What are some of the best bits of advice you have been given about improv and why?

Commit. The improvisers needs to “yes and” and agree with the reality, but your character can say no. Being yourself and your experiences to your scenes.

 

 

Do you find that being a female in an improv show that the suggestions you can get are traditional and stereotypical? How do you feel when you get given these?

I consider myself a more experienced improviser now, and I’m able to respond to it within the scene. As a more inexperienced improviser, I felt the need to not destroy the scene and had difficulty saying no as the character, which has sometimes put myself in uncomfortable spots. I’m lucky to have started improvising in the supportive arms of C3?, who were always there to call out misogyny in scenes, classes and jams!

 

 

What have been some of your favourite moments on stage?

Playing with 20% Less is a joy and I couldn’t choose one moment. Playing in international festivals is always exciting. I’m lucky to be a part of C3?, who are an extremely supportive group and each time we get on stage together makes me happy.

 

 

What have been some of the worst and why?

I remember one of my first jams where I did a monologue where I said I was very uncomfortable hugging people and couldn’t understand how that was the way people in London greeted each other, even when they were mere acquaintances and sometimes even strangers – some years have passed now. I’m able to greet with a hug now! The initiation that came after that was from a stranger who was a man and hugged me with the whole of his body.

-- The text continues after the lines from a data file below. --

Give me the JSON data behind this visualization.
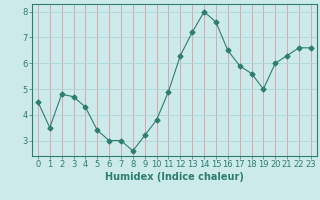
{
  "x": [
    0,
    1,
    2,
    3,
    4,
    5,
    6,
    7,
    8,
    9,
    10,
    11,
    12,
    13,
    14,
    15,
    16,
    17,
    18,
    19,
    20,
    21,
    22,
    23
  ],
  "y": [
    4.5,
    3.5,
    4.8,
    4.7,
    4.3,
    3.4,
    3.0,
    3.0,
    2.6,
    3.2,
    3.8,
    4.9,
    6.3,
    7.2,
    8.0,
    7.6,
    6.5,
    5.9,
    5.6,
    5.0,
    6.0,
    6.3,
    6.6,
    6.6
  ],
  "line_color": "#2e7d6e",
  "marker": "D",
  "marker_size": 2.5,
  "bg_color": "#cceaea",
  "grid_color_h": "#b0d4d4",
  "grid_color_v": "#d4a0a0",
  "xlabel": "Humidex (Indice chaleur)",
  "ylim": [
    2.4,
    8.3
  ],
  "yticks": [
    3,
    4,
    5,
    6,
    7,
    8
  ],
  "xlim": [
    -0.5,
    23.5
  ],
  "xlabel_fontsize": 7,
  "tick_fontsize": 6
}
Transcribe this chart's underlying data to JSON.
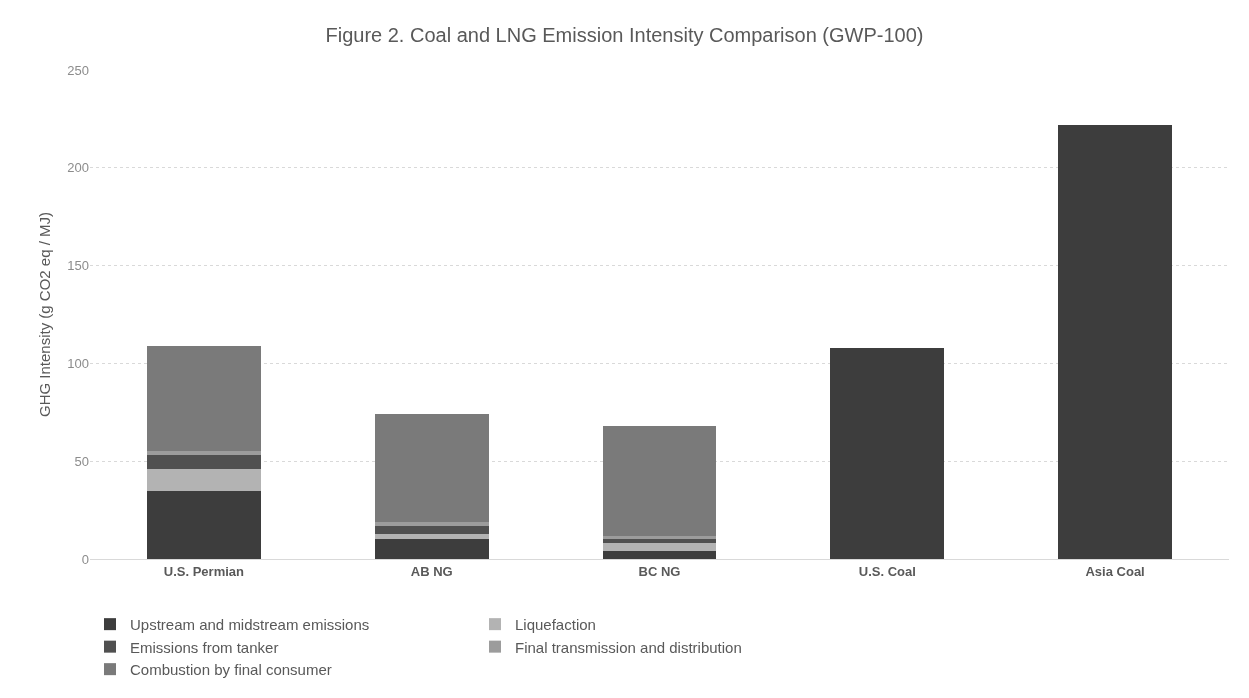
{
  "chart_data": {
    "type": "bar",
    "title": "Figure 2. Coal and LNG Emission Intensity Comparison (GWP-100)",
    "ylabel": "GHG Intensity (g CO2 eq / MJ)",
    "categories": [
      "U.S. Permian",
      "AB NG",
      "BC NG",
      "U.S. Coal",
      "Asia Coal"
    ],
    "stacked": true,
    "series": [
      {
        "name": "Upstream and midstream emissions",
        "color": "#3d3d3d",
        "values": [
          35,
          10,
          4,
          108,
          222
        ]
      },
      {
        "name": "Liquefaction",
        "color": "#b3b3b3",
        "values": [
          11,
          3,
          4,
          null,
          null
        ]
      },
      {
        "name": "Emissions from tanker",
        "color": "#505050",
        "values": [
          7,
          4,
          2,
          null,
          null
        ]
      },
      {
        "name": "Final transmission and distribution",
        "color": "#9c9c9c",
        "values": [
          2,
          2,
          2,
          null,
          null
        ]
      },
      {
        "name": "Combustion by final consumer",
        "color": "#7a7a7a",
        "values": [
          54,
          55,
          56,
          null,
          null
        ]
      }
    ],
    "ylim": [
      0,
      250
    ],
    "yticks": [
      0,
      50,
      100,
      150,
      200,
      250
    ],
    "grid": "y",
    "legend": "bottom"
  }
}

EWW!!! I also had an older male improviser look me up and down and mimic my boobs with his hands. EWWWW!!! Both times there were more experienced improvisers around who nipped it in the bud.

 

 

 For new improvisers, what would your key bit of advice be?

Reach out to more experienced improvisers when you feel uncomfortable. Don’t forget your character can say no. Commit to your choices. Don’t take improv too seriously.

 

 

What are three things you want to focus on this season with your own improv?

Be sillier and more of a pirate. Bring more of myself to scenes. Commit, commit, commit.

 

I have read in articles that all women improv troupes have the capability to break down stereotypes – do you find this the case and why?

I was lucky to always be in teams with great men who let your choices breathe, but it’s always great when people with the same kind of experiences as you are able to take the scene further as they immediately understand where you’re coming from.

 

 

What is the future of improv?

That’s a tough one! It seems to be growing in London which has its benefits and disadvantages. I hope the future sees a more open environment which allows for a more diverse group of people with different life experiences and backgrounds to feel comfortable to come into it and build richer imagined worlds from their lived experiences.